No quarterback, especially not one drafted 102nd overall, lasts 13 years in the NFL without starting over in one way or another. Kirk Cousins, you’ll likely not be shocked to learn, has a process for it.
By the time they reach Cousins’ age, quarterbacks who’ve lasted this long in the NFL generally fall into one of two camps. There are the franchise cornerstones, who’ve played a decade or more with one team and have put their names on trophies. And then there are the journeymen, existing for a year at a time as backups who could run the offense if necessary.
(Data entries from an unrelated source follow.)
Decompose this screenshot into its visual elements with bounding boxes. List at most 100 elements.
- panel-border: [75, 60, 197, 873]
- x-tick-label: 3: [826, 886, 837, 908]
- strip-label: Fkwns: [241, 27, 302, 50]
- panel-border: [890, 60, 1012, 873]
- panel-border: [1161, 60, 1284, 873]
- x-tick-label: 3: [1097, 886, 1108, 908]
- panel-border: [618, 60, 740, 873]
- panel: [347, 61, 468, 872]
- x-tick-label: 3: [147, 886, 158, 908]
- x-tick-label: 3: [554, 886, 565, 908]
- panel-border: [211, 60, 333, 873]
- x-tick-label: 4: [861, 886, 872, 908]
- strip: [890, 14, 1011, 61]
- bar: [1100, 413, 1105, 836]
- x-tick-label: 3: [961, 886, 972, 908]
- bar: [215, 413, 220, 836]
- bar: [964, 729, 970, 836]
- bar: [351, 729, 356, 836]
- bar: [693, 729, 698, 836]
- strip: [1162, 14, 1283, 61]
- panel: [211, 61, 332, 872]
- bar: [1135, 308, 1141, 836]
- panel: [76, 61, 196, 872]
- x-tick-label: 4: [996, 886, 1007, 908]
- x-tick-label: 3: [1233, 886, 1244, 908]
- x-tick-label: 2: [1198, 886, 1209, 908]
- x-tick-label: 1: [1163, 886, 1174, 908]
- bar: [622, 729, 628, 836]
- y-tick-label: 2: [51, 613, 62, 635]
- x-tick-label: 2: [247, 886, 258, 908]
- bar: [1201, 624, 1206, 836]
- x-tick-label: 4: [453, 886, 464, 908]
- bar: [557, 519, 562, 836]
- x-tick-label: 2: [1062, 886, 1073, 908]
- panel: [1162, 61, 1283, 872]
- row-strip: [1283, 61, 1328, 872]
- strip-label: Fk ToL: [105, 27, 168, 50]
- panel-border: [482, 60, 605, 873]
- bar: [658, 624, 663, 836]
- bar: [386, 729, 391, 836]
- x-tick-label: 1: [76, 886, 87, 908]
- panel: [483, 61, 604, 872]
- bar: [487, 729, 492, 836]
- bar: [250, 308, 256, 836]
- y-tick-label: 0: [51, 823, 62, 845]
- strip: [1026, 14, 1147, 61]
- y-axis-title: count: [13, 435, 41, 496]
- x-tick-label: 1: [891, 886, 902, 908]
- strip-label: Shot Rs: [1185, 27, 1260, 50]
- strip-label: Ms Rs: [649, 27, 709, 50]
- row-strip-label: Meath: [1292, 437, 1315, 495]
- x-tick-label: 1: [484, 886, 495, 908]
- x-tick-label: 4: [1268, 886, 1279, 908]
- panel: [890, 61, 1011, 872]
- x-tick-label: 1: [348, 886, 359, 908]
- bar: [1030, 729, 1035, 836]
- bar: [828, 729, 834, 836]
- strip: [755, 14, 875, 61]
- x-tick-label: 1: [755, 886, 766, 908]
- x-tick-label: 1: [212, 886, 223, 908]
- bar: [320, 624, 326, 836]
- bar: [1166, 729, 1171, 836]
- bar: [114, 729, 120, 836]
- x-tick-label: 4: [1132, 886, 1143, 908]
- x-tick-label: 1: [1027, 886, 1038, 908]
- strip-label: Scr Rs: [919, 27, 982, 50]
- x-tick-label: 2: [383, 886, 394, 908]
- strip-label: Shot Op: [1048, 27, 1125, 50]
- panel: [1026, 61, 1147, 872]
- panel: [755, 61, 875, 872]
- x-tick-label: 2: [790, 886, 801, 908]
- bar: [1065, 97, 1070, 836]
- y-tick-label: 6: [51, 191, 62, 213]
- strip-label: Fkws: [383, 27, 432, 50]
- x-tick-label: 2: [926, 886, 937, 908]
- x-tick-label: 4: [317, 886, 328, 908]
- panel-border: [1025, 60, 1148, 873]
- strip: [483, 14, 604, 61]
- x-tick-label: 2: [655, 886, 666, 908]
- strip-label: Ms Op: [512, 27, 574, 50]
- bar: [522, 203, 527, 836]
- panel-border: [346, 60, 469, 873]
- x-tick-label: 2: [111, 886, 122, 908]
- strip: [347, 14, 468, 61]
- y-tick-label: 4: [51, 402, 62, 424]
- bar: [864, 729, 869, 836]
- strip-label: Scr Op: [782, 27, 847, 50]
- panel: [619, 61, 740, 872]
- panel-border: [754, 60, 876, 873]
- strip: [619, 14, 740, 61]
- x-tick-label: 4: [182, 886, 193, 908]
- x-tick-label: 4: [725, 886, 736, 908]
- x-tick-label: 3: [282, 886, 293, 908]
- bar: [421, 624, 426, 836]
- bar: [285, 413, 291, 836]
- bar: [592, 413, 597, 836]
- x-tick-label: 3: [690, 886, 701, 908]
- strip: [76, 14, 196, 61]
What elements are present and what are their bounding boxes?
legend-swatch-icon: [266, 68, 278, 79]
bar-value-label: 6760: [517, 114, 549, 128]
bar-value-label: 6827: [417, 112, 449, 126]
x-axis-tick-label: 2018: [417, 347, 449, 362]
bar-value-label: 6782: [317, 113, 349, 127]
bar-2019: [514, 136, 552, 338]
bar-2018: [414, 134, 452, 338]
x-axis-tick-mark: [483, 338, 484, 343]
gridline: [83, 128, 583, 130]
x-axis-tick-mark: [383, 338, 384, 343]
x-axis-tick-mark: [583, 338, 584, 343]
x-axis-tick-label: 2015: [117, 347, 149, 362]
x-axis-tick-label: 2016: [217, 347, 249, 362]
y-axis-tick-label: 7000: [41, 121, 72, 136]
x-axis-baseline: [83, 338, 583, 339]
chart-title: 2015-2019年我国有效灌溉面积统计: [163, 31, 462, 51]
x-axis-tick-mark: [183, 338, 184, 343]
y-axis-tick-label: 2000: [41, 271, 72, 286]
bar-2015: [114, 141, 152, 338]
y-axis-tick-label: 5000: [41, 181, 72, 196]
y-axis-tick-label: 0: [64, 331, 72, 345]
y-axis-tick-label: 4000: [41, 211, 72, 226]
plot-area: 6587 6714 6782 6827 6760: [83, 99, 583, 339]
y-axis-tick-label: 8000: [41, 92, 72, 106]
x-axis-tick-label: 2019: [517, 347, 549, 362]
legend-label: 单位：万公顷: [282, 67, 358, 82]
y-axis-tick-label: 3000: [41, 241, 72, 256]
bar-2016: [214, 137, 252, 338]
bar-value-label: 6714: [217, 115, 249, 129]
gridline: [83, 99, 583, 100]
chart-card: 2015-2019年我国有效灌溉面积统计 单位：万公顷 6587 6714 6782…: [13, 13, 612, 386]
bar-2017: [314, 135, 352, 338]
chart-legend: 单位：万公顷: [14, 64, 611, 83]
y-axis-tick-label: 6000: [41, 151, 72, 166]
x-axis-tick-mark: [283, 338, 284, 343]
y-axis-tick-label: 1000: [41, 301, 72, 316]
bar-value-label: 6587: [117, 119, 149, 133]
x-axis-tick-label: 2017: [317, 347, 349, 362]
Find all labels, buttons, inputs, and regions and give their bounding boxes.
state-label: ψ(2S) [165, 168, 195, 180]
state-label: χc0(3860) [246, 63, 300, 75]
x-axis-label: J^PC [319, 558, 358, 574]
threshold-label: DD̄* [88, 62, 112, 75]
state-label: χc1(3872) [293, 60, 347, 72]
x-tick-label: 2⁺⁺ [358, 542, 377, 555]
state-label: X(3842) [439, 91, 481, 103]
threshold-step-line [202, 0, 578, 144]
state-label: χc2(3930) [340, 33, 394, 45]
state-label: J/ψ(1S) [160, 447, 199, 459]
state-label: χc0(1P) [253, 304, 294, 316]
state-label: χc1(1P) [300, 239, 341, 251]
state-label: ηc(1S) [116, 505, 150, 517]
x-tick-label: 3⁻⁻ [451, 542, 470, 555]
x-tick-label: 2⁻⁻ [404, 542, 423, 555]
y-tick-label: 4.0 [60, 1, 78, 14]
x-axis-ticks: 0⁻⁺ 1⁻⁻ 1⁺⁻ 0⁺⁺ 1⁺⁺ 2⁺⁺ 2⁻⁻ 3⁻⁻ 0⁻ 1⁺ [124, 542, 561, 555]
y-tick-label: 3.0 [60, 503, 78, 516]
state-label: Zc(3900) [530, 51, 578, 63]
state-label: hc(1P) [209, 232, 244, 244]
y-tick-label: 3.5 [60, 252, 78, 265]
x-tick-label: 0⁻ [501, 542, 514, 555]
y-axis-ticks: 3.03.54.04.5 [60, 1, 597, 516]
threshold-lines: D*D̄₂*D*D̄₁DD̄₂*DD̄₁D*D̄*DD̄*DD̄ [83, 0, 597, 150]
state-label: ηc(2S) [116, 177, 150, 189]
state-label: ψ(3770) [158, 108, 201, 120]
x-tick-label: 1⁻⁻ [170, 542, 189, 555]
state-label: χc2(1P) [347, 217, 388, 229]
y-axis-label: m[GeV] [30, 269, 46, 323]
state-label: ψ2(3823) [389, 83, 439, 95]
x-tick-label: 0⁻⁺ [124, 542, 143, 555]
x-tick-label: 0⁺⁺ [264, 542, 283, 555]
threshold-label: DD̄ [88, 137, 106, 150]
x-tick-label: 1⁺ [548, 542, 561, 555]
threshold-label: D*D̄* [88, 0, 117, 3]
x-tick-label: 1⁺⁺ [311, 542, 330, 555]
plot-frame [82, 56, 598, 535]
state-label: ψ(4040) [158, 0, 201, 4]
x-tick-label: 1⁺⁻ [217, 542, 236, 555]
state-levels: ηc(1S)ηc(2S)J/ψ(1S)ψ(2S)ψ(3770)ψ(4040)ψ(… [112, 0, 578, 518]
Cousins occupies a kind of third category: the private contractor. He has made nearly $300 million in his NFL career, having earned at least $19 million each of his past nine seasons while playing for three teams. He is 948 yards away from joining Carson Palmer as the only NFL quarterbacks to post 4,000-yard seasons for three different teams.
There is a particular demand for his services, often at an estimable price, among teams that view themselves as a quarterback upgrade away from contention. While he doesn’t stay a decade with one team, he earns multiyear deals, often laden with guarantees from clubs willing to pay for a professional effort at the position, which Cousins delivers through an approach that is transferable, repeatable and deliberate.
He returns to U.S. Bank Stadium on Sunday, but this time as the quarterback of the visiting Atlanta Falcons, whose four-year, $180 million contract offer in March was enough to secure Cousins’ departure from Minnesota in free agency. The Falcons, coming off two years of QB uncertainty after Matt Ryan’s departure, saw Cousins as an immediate upgrade; Cousins, whose wife, Julie, is from the Atlanta area, saw the Falcons as a friendly landing spot that might be his last NFL stop.
The longevity of the arrangement could already be in question. The Falcons selected Michael Penix Jr. with the eighth pick in the draft, a move that initially stunned Cousins, and calls for the rookie have gotten louder after three consecutive Atlanta losses where Cousins threw six interceptions without a touchdown, including four in a loss to the Chargers last week.
Coach Raheem Morris backed Cousins this week, saying the 36-year-old has “been through a lot in his career. He’s built for this, and he’s ready to go.” But the calls for Penix could grow louder if a fourth straight Falcons loss this weekend knocks them out of a tie for first in the NFC South.